Sotomayor’s decision on firefighters may be overruled by Supreme Court

In a decision that could fuel controversy over Supreme Court nominee Sonia Sotomayor, the high court this month is expected to overrule one of her key appellate court rulings.

Sotomayor was part of a three-judge panel that, in a two-paragraph opinion, rejected an appeal by white firefighters from New Haven., Conn., who contended that they were victims of racial discrimination when they were denied promotions. They had scored well on a test, but the city decided against using the scores because it feared it might be sued since the results meant no blacks would be promoted.

The ruling in the firefighters’ case promises to be one of the most important of the Supreme Court term because it could affect public agencies across the nation. It is sure to gain even greater notice now that President Obama has nominated Sotomayor for the Supreme Court. Critics contend that Sotomayor’s opinion shows that she would tilt in favor of racial minorities.

The high court is thought to be divided on the case, which pits two provisions of the Civil Rights Act against each other.

On the one hand, the act says no employee may be discriminated against because of his or her race, sex, religion or national origin. On the other hand, the law also says an employer can be sued for using a hiring or promotional standard that has a “disparate impact on the basis of race,” unless it can be defended as a “business necessity.”


The white firefighters pointed to the first provision and said they were discriminated against when the city decided not to use the test scores for awarding promotions.

The city’s lawyer pointed to the second provision and said New Haven could be sued by black firefighters who said the test had a “disparate impact” on them and their chances for promotion. Could the city defend itself, he asked, by proving that a paper-and-pencil test was the best and only reasonable way to decide who gets promoted to lieutenant or captain?

He doubted this defense would succeed, and he recommended dropping the test and starting over. The New Haven Civil Service Board split 2 to 2 on the issue, which meant the test results were set aside. Since then, the city has been fighting the discrimination suit from the white firefighters.

This conflict in civil rights law is long-standing. In the 1970s, the Supreme Court suspected some employers of using seemingly fair job standards to screen out blacks or women from certain jobs. In one famous example, after racial discrimination was outlawed by the Civil Rights Act, the Duke Power Co. in North Carolina began requiring janitors to have a high school diploma, which excluded many blacks from those jobs.

In response, the court put employers on notice that job standards that had a discriminatory effect on minorities were illegal, unless they were essential to the business. In 1991, Congress added this provision to the Civil Rights Act.

More recently, the court has frowned upon any use of race by public officials. “The way to stop discrimination on the basis of race is to stop discriminating on the basis of race,” Chief Justice John G. Roberts said two years ago in a 5-4 decision that halted school integration policies in Seattle and Louisville, Ky.

The firefighters’ case will determine whether this no-use-of-race rule will be applied to public employment.

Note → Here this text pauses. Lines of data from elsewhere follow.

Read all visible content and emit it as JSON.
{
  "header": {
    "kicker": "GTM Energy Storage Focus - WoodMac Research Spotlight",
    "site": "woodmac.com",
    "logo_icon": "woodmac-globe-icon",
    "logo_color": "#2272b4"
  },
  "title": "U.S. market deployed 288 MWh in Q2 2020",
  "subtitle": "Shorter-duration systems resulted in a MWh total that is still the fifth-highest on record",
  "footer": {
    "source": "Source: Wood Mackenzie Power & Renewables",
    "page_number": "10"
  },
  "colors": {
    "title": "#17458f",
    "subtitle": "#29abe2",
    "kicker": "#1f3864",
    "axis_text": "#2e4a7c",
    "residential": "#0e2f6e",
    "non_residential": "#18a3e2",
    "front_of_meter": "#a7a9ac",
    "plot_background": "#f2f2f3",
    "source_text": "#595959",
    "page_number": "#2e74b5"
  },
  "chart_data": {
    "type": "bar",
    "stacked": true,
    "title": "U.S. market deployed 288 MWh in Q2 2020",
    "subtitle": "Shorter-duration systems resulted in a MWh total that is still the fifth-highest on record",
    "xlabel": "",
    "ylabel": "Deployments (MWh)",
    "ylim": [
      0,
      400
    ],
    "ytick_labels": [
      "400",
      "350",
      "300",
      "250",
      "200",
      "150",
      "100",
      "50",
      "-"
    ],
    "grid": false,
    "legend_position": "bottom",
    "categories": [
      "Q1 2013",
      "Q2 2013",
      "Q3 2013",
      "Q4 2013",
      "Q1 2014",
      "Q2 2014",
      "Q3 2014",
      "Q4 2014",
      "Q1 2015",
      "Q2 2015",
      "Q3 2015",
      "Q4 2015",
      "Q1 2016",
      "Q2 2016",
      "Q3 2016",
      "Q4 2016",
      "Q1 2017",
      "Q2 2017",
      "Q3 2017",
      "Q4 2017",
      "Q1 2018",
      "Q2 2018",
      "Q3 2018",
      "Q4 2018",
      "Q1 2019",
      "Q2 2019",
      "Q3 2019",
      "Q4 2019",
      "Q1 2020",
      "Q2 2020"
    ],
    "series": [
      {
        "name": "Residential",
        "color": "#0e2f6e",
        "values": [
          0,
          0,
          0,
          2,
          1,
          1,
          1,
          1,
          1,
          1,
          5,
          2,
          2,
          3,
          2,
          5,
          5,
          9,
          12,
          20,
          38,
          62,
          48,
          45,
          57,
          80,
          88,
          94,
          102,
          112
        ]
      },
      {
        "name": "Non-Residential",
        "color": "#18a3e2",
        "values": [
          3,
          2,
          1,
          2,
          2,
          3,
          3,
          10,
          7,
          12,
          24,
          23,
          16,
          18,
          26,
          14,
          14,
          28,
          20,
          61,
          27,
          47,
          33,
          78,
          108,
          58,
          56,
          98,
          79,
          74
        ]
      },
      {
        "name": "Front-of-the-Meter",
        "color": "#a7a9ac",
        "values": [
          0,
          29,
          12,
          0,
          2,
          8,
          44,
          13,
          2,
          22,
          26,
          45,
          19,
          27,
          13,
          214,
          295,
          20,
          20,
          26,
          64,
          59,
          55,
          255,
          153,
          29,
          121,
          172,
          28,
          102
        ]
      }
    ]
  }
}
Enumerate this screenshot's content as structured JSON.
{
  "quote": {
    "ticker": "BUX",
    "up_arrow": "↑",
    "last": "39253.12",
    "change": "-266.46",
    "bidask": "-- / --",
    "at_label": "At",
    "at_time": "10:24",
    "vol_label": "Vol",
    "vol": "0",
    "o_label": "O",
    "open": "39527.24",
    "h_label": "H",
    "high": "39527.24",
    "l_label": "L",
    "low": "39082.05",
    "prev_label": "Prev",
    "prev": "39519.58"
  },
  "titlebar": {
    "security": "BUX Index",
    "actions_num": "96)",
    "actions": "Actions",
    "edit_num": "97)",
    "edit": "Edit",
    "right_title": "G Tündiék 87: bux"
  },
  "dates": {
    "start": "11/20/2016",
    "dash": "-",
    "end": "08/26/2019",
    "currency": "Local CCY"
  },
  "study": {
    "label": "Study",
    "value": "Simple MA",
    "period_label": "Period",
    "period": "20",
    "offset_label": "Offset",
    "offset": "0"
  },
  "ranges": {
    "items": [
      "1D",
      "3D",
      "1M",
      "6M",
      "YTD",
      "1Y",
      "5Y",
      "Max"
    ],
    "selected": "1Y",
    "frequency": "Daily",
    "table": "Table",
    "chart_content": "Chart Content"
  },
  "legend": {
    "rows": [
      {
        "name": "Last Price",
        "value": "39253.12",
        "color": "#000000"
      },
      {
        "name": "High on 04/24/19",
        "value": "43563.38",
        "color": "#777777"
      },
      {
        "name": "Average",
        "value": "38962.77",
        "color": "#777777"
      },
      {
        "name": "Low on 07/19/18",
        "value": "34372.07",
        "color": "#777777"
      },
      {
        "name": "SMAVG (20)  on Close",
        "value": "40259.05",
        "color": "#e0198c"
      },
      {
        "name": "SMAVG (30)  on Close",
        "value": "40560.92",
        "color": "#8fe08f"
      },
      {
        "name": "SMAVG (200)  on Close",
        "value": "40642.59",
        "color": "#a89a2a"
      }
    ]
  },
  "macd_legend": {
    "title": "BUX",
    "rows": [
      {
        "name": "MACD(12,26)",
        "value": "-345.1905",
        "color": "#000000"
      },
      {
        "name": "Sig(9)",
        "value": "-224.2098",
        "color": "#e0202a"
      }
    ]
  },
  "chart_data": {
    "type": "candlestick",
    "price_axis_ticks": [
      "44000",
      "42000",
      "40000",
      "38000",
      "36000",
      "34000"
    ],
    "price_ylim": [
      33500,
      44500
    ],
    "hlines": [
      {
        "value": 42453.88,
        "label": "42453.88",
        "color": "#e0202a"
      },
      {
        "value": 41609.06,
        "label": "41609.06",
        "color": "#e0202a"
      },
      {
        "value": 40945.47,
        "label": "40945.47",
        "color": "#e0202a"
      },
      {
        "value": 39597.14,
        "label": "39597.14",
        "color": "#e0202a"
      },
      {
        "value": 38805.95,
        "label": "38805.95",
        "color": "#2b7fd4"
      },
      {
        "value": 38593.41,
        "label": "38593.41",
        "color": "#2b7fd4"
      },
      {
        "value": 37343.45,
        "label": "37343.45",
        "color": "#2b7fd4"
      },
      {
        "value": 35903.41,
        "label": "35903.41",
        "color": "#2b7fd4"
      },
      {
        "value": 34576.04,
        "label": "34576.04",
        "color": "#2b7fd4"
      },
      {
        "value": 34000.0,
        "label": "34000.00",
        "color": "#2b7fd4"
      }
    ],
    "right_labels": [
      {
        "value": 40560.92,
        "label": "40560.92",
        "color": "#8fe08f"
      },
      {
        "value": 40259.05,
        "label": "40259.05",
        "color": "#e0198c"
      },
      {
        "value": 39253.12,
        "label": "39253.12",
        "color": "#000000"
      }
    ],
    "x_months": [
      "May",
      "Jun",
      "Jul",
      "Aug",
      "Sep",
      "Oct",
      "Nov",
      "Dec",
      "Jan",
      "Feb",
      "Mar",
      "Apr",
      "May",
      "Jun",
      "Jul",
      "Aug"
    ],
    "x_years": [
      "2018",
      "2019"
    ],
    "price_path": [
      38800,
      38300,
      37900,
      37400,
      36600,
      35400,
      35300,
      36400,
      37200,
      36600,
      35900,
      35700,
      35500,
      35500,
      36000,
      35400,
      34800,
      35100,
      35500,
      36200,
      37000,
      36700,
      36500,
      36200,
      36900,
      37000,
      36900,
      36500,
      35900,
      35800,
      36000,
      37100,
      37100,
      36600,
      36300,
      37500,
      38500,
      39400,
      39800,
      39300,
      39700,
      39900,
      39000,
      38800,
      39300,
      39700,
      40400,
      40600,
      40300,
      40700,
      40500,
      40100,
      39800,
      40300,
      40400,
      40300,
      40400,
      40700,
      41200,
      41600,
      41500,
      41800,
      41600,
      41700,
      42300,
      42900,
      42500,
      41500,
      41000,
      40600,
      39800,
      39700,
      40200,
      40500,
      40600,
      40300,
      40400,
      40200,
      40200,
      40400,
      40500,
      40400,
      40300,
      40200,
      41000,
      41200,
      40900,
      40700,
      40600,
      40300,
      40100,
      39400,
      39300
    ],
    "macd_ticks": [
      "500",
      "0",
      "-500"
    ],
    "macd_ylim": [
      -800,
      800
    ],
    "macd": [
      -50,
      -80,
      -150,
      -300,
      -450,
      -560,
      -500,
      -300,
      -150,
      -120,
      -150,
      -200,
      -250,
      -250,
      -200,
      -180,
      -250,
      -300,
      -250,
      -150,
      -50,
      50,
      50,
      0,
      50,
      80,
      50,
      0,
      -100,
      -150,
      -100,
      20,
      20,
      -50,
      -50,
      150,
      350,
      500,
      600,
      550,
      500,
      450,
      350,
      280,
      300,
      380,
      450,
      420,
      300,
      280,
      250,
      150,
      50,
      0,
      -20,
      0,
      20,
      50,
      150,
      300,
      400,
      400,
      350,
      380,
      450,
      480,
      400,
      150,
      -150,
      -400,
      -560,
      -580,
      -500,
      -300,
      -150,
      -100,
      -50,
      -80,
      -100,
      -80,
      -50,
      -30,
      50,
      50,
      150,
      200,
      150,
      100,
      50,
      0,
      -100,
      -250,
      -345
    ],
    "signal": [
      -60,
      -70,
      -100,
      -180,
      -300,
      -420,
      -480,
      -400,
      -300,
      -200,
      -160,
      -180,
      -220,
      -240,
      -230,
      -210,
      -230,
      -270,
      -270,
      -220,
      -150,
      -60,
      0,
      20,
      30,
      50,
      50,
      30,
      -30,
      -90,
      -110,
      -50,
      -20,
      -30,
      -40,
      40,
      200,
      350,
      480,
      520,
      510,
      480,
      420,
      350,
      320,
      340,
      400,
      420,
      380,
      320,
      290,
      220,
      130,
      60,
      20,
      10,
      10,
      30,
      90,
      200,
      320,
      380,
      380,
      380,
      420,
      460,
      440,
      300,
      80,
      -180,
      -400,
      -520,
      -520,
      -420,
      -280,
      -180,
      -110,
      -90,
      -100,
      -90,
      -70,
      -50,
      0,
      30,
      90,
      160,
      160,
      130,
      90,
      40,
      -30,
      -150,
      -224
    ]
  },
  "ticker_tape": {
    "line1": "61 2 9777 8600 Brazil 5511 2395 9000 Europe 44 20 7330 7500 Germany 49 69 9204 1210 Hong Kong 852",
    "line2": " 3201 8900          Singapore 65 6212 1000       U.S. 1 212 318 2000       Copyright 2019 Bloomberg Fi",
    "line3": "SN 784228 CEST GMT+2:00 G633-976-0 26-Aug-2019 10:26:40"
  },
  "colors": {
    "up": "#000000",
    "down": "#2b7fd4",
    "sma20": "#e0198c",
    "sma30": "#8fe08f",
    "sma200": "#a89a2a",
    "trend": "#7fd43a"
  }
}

Until the Supreme Court rules squarely on the issue, city officials and lower-court judges are left to apply the law as set by the 1970s rulings.

During oral arguments in April, several justices, including David H. Souter, whom Sotomayor is nominated to replace, acknowledged that the court had left cities in a bind. “A municipality like New Haven is in a damned-if-you-do, damned-if-you-don’t situation,” Souter said.

The oral arguments led many court observers to conclude that the ruling would be overturned.

Empathy may play a role in the case as well. Frank Ricci, the lead plaintiff, has been profiled repeatedly as an example of an exemplary firefighter who studied hard for the exam and lost out on a promotion. Ricci says he is dyslexic and spent $1,000 and countless hours to prepare for the tests.

A federal judge rejected his discrimination suit, however, in a 48-page opinion, saying that city officials were justified in dropping a test they believed was flawed. “They simply decided to start over,” said U.S. District Judge Janet Arterton.

When the case went before the U.S. 2nd Circuit Court of Appeals in Manhattan, the three-judge panel, including Sotomayor, affirmed Arterton’s ruling in a brief, unsigned opinion.

“We are not unsympathetic” to Ricci and the white firefighters, it said. But it concluded that the city board, “in refusing to validate the exams, was simply trying to fulfill its obligations under Title VII [of the Civil Rights Act] when confronted with test results that had a disproportionate racial impact.”

Several judges on the appeals court called the opinion inadequate. But a move to reconsider it failed on a 7-6 vote.

The Supreme Court then stepped in and will decide the case of Ricci vs. DeStefano by the end of June.